Today marks the Texas election primary, in which we may have the sad distinction of providing Mitt Romney enough votes to push him over the top in delegates garnered for the Republican Convention.
A few days back I posted on the general subject of voting, and want to make a few comments here. There are many principles we should look at in determining how as Christians we should relate to our government. Our God to whom we are responsible has ordained the principle of
human government/governments (Rom 13:1-6) and is sovereign over the
events of the world (Ps 75:6-7; 103:19; Dan 2:21; Ezek 30:20-26; Rom
9:17). God who has ordained government, also establishes our obedience to
law/government (Rom 13:1-6). This includes paying tribute/taxes, praying
for and honoring those in authority (1 Tim 2:1-2; 1 Pet 2:17).

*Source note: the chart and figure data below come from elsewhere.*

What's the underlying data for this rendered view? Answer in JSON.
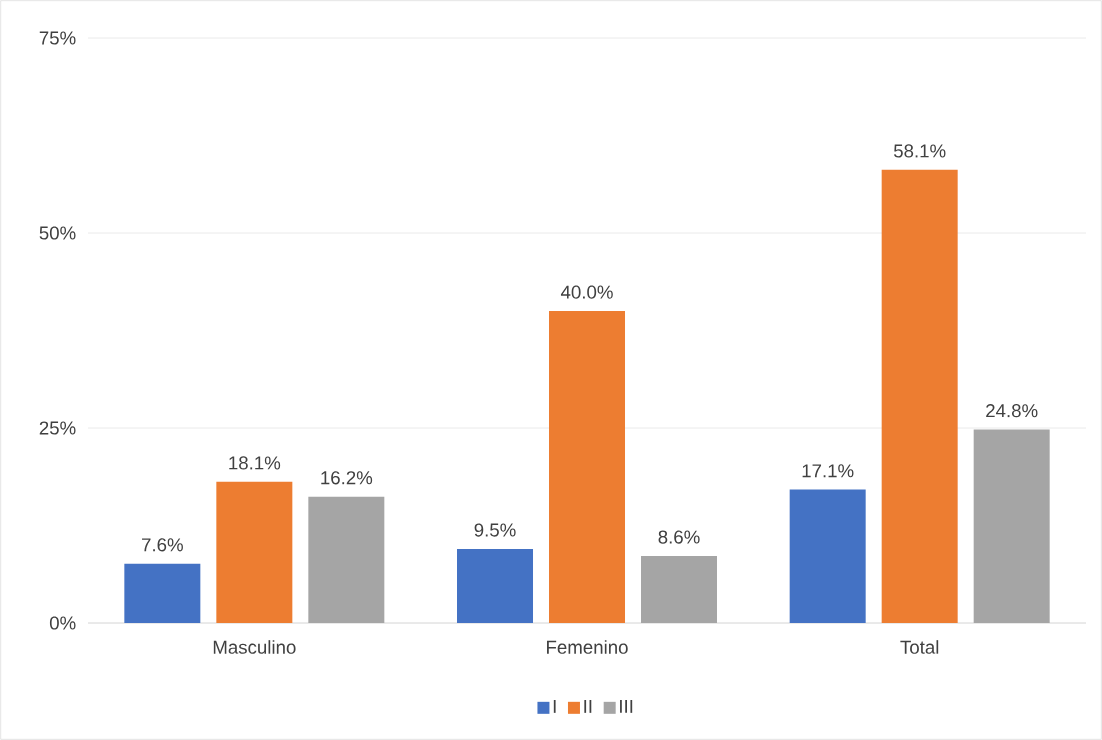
{
  "chart_data": {
    "type": "bar",
    "categories": [
      "Masculino",
      "Femenino",
      "Total"
    ],
    "series": [
      {
        "name": "I",
        "color": "#4472c4",
        "values": [
          7.6,
          9.5,
          17.1
        ],
        "value_labels": [
          "7.6%",
          "9.5%",
          "17.1%"
        ]
      },
      {
        "name": "II",
        "color": "#ed7d31",
        "values": [
          18.1,
          40.0,
          58.1
        ],
        "value_labels": [
          "18.1%",
          "40.0%",
          "58.1%"
        ]
      },
      {
        "name": "III",
        "color": "#a5a5a5",
        "values": [
          16.2,
          8.6,
          24.8
        ],
        "value_labels": [
          "16.2%",
          "8.6%",
          "24.8%"
        ]
      }
    ],
    "ylim": [
      0,
      75
    ],
    "yticks": [
      {
        "value": 0,
        "label": "0%"
      },
      {
        "value": 25,
        "label": "25%"
      },
      {
        "value": 50,
        "label": "50%"
      },
      {
        "value": 75,
        "label": "75%"
      }
    ],
    "grid": "y",
    "legend": "bottom"
  }
}
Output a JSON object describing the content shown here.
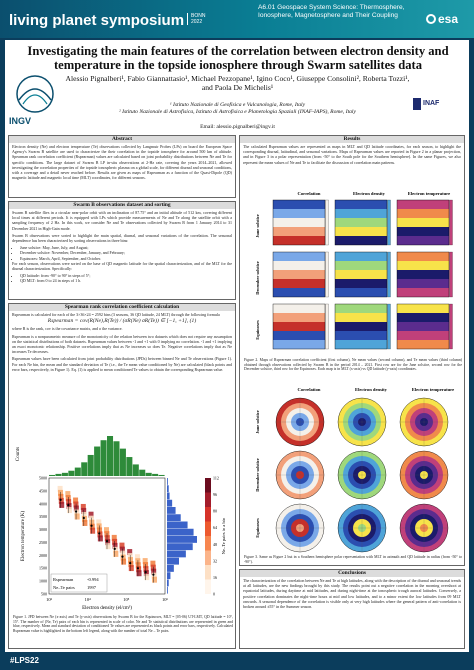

Christians ought to use what freedoms they have to do good, and so lead
others to glorify God (1 Pet 2:11-17). The Christians’ allegiance is to
God. The government’s power ends when it conflicts with God’s commands
to His people (Acts 4:18-20).
Within these principles one must determine whether to vote, and if so, for whom to vote. I
guess I came to that position by default, coming from a background where voting was considered both a duty and a privilege. Though I have increased in much skepticism, so far I have not decided
that it is unbiblical to vote for human government.
As far as the biblical basis of choosing to vote for a particular person, platform or issue, I would say it is mainly informed by three main points — that God is sovereign over the events of the world, that the purpose of government is to promote good and punish evil, and that
Christians ought to use what freedom they have to do good& to lead
others to glorify God.
Because I believe God is sovereign, I do not
worry that it is my responsibility to “raise up” or “put down” the next
“ruler”. God can do that with or without my vote. As a
Christian under the rule of God and commanded to do good, I should vote
for what or who I think will do good and punish evil.
Mine is to vote; God's is to raise up and put down. As I thought about this, it occurred to me that many of us are very "free will" and "anti-sovereignty" in our voting. We worry that if we do not vote that God will not be able to raise up the right ruler or rulers. Perhaps we never consider that our vote or lack therefore is already part of God's determined means of accomplishing His will?